悪夢から覚めると、そこは異世界だった。今までの常識が通用しないし、周りが私を見る目が別の世界の人間を見るみたい。わたしはこの世界からはじき出されたんだって思った。だから私は必死で普通の人間のふりをした。普通に笑えるし、普通に話せる。普通にご飯が食べられるし、普通に外にだっていける。
......そんな訳ない。事故が起きてから心から笑えた事がない。この気持ちをどう言葉にしたら良いかも分からない。車椅子がないと外食にも行けない。

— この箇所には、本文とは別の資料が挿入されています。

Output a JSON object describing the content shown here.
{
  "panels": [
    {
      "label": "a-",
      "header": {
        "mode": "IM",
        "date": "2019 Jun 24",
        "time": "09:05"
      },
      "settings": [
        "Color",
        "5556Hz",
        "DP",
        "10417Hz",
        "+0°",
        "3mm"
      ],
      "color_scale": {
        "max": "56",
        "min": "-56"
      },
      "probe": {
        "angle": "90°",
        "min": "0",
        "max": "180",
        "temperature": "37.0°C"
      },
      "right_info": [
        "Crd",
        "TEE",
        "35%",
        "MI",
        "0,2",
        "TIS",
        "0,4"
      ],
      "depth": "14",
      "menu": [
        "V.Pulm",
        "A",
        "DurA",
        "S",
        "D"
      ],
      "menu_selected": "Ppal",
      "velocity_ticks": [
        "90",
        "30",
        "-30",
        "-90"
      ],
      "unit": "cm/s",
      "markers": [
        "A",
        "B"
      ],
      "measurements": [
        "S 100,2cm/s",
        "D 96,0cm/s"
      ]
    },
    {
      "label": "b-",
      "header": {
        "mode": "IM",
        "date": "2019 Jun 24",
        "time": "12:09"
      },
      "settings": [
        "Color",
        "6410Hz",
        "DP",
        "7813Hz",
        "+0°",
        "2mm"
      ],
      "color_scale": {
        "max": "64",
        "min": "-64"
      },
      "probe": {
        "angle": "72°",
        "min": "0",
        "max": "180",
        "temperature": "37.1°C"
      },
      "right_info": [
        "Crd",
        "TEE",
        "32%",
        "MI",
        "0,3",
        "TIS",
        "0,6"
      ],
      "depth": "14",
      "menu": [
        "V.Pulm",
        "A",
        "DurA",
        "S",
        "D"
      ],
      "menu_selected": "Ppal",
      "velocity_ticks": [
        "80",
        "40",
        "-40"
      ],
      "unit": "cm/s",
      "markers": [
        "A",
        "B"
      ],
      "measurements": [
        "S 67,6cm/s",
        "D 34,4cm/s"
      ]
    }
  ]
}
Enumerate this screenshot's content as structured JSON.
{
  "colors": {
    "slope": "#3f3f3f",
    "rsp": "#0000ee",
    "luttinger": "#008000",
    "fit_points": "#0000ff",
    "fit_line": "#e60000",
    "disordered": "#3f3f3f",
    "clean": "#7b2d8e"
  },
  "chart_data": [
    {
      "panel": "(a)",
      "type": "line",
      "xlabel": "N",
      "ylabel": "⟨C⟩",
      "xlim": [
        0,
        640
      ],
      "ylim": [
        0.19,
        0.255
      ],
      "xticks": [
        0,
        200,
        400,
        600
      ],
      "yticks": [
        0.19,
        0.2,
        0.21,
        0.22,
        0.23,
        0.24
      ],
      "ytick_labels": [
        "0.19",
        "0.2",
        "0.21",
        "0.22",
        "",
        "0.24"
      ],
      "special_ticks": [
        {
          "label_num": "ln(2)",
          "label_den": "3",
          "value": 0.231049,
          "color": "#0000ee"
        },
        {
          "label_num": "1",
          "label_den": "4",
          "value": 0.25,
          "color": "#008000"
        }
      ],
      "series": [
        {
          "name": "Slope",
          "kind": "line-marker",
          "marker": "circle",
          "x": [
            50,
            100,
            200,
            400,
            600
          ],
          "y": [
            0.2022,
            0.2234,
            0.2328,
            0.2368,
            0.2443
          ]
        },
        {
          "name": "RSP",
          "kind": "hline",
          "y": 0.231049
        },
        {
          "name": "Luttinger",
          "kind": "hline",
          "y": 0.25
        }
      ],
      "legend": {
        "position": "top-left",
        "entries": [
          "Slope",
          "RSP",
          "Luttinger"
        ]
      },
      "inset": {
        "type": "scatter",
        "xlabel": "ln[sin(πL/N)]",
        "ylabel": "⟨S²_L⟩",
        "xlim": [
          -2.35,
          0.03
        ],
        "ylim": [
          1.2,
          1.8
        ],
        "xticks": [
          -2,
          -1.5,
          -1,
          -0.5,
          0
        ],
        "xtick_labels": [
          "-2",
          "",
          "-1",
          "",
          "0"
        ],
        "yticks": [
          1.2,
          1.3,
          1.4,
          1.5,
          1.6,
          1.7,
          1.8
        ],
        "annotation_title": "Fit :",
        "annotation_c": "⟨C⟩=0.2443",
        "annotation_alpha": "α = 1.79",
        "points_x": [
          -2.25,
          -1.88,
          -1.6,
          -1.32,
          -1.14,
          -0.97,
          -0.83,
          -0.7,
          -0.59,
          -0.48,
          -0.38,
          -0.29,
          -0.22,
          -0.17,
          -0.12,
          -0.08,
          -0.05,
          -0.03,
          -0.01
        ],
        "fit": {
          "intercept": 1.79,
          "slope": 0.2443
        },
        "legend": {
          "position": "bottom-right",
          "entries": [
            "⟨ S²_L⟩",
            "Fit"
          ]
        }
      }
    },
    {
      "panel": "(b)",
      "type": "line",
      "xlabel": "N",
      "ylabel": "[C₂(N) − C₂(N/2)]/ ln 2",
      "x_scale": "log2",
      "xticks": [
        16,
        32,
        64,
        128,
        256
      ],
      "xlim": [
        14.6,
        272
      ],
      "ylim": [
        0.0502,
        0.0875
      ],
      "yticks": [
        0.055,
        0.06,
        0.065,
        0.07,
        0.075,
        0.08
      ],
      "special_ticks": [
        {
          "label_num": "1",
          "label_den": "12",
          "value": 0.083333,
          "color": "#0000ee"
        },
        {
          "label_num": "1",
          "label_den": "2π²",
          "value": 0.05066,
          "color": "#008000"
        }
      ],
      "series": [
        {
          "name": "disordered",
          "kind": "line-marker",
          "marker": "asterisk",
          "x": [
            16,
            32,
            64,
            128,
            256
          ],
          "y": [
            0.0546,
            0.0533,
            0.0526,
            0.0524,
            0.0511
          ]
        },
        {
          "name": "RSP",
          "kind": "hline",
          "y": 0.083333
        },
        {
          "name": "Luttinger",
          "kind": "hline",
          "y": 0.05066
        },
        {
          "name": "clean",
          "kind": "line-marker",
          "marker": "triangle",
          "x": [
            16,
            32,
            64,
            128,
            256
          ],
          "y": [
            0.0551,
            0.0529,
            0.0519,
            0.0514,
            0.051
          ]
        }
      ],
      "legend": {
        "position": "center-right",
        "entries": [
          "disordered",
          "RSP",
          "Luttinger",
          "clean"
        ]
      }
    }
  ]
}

「みんな辛い事は思い出さなくていい、無理して話さなくて良いって言うの。でも違う、そうじゃない。聞いて欲しいの。ただ聞いてくれるだけで良いの」
覚悟はしていたつもりだった。でもそんな覚悟は何の役にも立たなかった。聞かないと分からなかった。聞いたところで彼女の苦しみの少しも背負えなかった。それでも聞かなければいけなかった。
「坂下さんは、今も辛い?」
「辛いよ、苦しいよ。当たり前じゃん。でも」
彼女は泣きながら笑っていた。
「聞いてくれて、ありがとう」
彼女の心からの笑顔を見てみたい、俺は心の底からそう思った。